Major space weather events can temporarily, for intervals of hours or days, disrupt our technological society that increasingly relies on space-based applications. Take telecommunications, the GPS, aviation, or even the electric grid at high geographic latitudes as prime examples of vulnerable sectors. Extreme space weather events threaten to severely disrupt our societal fabric for sustained periods of time because of their potentially crippling effects on sensitive technologies. Like planetary-scale earthquakes or devastating tsunamis, extreme space weather events are also extremely rare; however, it is not a question of whether, but when, they will happen. The socioeconomic impact of space weather includes not only the direct, industry-specific impacts but also the collateral effects of technology failures on dependent infrastructures and services. Space Weather Action and Strategy Plans from 2015 and the successor report from 2019 call for the improvement of space weather forecasting capabilities. One way to improve these capabilities is to make relevant data easily accessible and available to practitioners; these include not only space weather experts but also data scientists.
Along with colleagues at the Georgia State University’s Data Mining Lab we have created and made publicly available a large-scale solar active region dataset, specifically designated for space weather analytics. The dataset contains metadata from over 4,000 trajectories of solar active region patches which are integrated with carefully curated solar flare data over the best part of one full solar cycle, almost as long as the commissioning time of the SDO/HMI. Our Space Weather Data Analytics for Solar Flares (SWAN-SF) benchmark dataset is machine-learning (ML)-ready. It enables different ML tools and methods to homogeneously use certain partitions of the dataset to train, test and validate, at the same time comparing their performance precisely to determine the most promising ones. We have been compelled to believe that ML presents a potentially indispensable methodology for navigating through such Big Data landscapes and argue that our SWAN-SF dataset may make this navigation somewhat more tenable.

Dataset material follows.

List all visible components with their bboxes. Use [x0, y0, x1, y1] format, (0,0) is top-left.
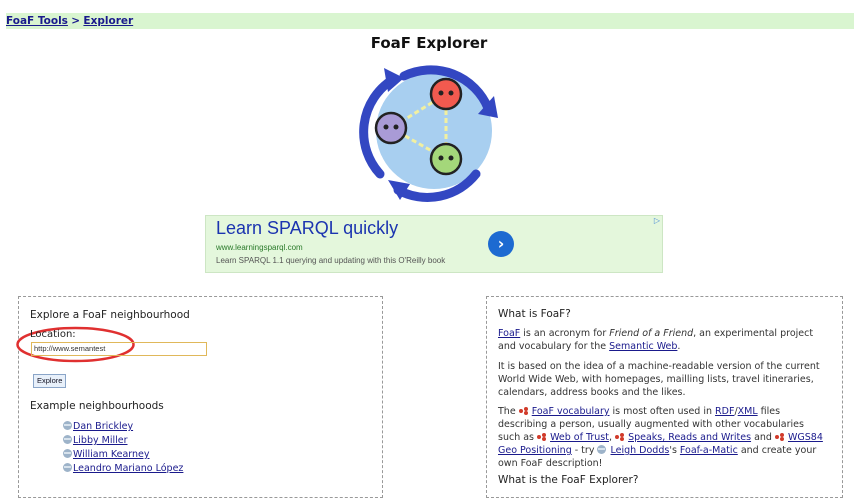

We are beyond excited to finally be able to share this large-scale multivariate time series dataset freely with the scientific community. With our publication in Nature Scientific Data we are releasing over 8 years (May 2010 - December 2018) of solar active region data from Solar Cycle 24. We envision that the dataset will enable exciting new predictive tools for solar flare understanding and forecasting, a key milestone in our quest for efficient space weather forecasting.